中国人投資家が来社 日本の不動産を物色
▼亀岡勢いに乗って不動産を売りまくる、というビジネスのさきがけは、昭和40年代の明治不動産でした。一時はカラ売り状態で不動産を取引するなど、ずいぶん派手に商売していました。そこから大京、日拓、大東リッチランドなどが販売手法を確立させていったのです。高度経済成長期には、原野商法と呼ばれる販売手法で那須や熱海などの別荘が売られました。
▼大関
日本クリードが扱うのは、そのもう少し後のバブル期に建てられたマンションが多いのですが、瑕疵が見つかる物件も多いです。そういった物件は、売るに売れない。億ションといわれたマンションでも瑕疵があるのは何故なのでしょうか。
▼亀岡 バブル期にはいいかげんな工事が多かったですし、デザインや見た目ありきで造られた建物が多いせいもあるでしょう。それにしても、中古ワンルームを買う人が多いということですが、どんな方が買っているのでしょうか。
▼大関
主たる販売先は収益不動産の販売会社ですが、最近は日本クリードの存在を知った個人投資家が直接購入するケースも出てきました。転売目的で買う個人投資家もいらっしゃいます。最近は中国人投資家からの問い合わせも増えています。パック旅行の日程に当社が組み込まれていたのには驚きました(笑)。中国人投資家8人が突然当社にやってきたのですが、熱心に日本の不動産について質問していました。なぜ、日本の不動産はそれほどまでに注目されるのでしょうか。
▼亀岡
日本が島国だからでしょう。島国ということは、土地に限りがあります。日本は中国やアメリカに比べて、家の値段よりも土地の値段に価値があります。だからこそ、日本には土地神話があるし、日本の不動産の価値は目減りしにくいのです。
▼大関
最近は個人投資家の不動産に対する熱い視線を切に感じるようになりました。大手ポータルサイトのキーワード検索の回数を調べたところ、「株式投資」が5万件だったのに対し、「不動産投資」は3万件に上ることがわかりました。
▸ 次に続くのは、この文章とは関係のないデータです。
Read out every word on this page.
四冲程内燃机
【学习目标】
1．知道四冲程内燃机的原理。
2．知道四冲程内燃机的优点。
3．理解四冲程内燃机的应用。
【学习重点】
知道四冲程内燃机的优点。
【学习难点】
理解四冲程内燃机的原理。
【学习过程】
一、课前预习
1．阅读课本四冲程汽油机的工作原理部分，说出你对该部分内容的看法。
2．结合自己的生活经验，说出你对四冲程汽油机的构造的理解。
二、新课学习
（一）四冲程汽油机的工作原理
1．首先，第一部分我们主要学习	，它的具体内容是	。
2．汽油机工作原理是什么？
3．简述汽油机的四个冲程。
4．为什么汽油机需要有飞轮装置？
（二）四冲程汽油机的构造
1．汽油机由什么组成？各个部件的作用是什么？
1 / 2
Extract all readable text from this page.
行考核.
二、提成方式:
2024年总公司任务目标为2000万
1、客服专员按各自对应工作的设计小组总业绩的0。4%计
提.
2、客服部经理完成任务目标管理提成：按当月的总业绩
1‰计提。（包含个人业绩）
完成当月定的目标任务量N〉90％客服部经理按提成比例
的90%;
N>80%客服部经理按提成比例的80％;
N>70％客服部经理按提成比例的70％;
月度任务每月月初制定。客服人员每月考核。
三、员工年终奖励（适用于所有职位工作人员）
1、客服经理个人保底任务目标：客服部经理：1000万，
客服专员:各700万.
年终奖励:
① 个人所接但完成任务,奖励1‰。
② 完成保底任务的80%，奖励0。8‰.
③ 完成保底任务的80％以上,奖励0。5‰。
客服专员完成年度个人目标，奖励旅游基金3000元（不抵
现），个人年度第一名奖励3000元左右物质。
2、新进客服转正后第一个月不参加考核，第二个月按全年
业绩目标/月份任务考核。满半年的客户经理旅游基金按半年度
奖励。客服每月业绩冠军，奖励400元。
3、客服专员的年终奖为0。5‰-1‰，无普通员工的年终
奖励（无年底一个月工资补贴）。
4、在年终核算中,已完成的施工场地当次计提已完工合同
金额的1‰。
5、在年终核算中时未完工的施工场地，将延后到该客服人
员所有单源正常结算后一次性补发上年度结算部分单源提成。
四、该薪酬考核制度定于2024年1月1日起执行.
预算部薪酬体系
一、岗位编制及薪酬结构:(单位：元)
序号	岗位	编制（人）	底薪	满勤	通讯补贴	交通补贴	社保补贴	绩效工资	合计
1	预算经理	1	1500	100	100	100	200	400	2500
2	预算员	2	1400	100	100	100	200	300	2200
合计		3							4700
不動産は金融商品に比べて敷居の高い投資対象のはずですが、個人投資家にとっては気軽に買えるものになりつつあるのだと実感しました。
▼亀岡
供給過剰感が気になるところですが、立地を間違わなければそう大きく値崩れしないでしょう。ところで、個人投資家はいくらくらいの価格帯の物件を買うのですか。
▼大関
最も多いのは100万、200万円の物件です。単価が安いので3、4件まとめ買いする方もいますよ。1,000万円以下まではキャッシュで購入する人が多いです。ご高齢の方が購入するパターンも増えました。
▼亀岡
高齢者は年金への不安から購入するでしょう。
▼大関
そうした個人投資家への販売が増えていますので、より信頼を得るために、随時、社内見学会を開催しています。そこで地道に電話を掛けている営業社員の姿や、ボードに張り出された販売価格や利益を自分の目で確かめていただきます。
▼亀岡
中古の区分所有に目をつけたのは実にユニークです。しかし、私は常々「分譲マンションは危険だ」と警鐘を鳴らしてきました。今後控える建て替えや大規模修繕の問題です。所有者が多すぎて意見をまとめることができず、メンテナンスもままならない状態になれば、資産価値は目減りする一方です。
▼大関
その現状はすでに始まっています。例えば、総戸数600戸を超える秀和赤坂レジデンスは、法定耐用年数である築47年にまもなく到達します。しかし、建て替えについては区分所有者が500人いるので、話をまとめることが困難。管理組合も意味を成していません。実は日本クリードはこうした区分所有の問題点にビジネスチャンスを見いだし分譲マンションの管理事業を始めています。管理受託棟数は40棟になりました。
▼亀岡
着眼点が良いですね。しかし、投資用物件のマンション管理が骨が折れるでしょう。
▼大関
投資目的で取得している所有者が多い分譲マンションの管理組合を見学すると、会合には誰も参加せず、管理会社のやりたい放題です。当社が入ることで管理費を抑えて利回りを高めるなど、所有者にメリットを感じていただけると考えました。利回りが1%でも改善すれば出口戦略にも有利です。
▼亀岡
区分所有マンション最大の弱点を克服できれば、投資用マンションのニーズはより高まるでしょう。今後が楽しみですね。
▼大関
日本クリードの生命線は、売り物件の仕入れ。目標は「売りたくなくても売らせる」営業力です。2年以内に日本一を目指します。本日はありがとうございました。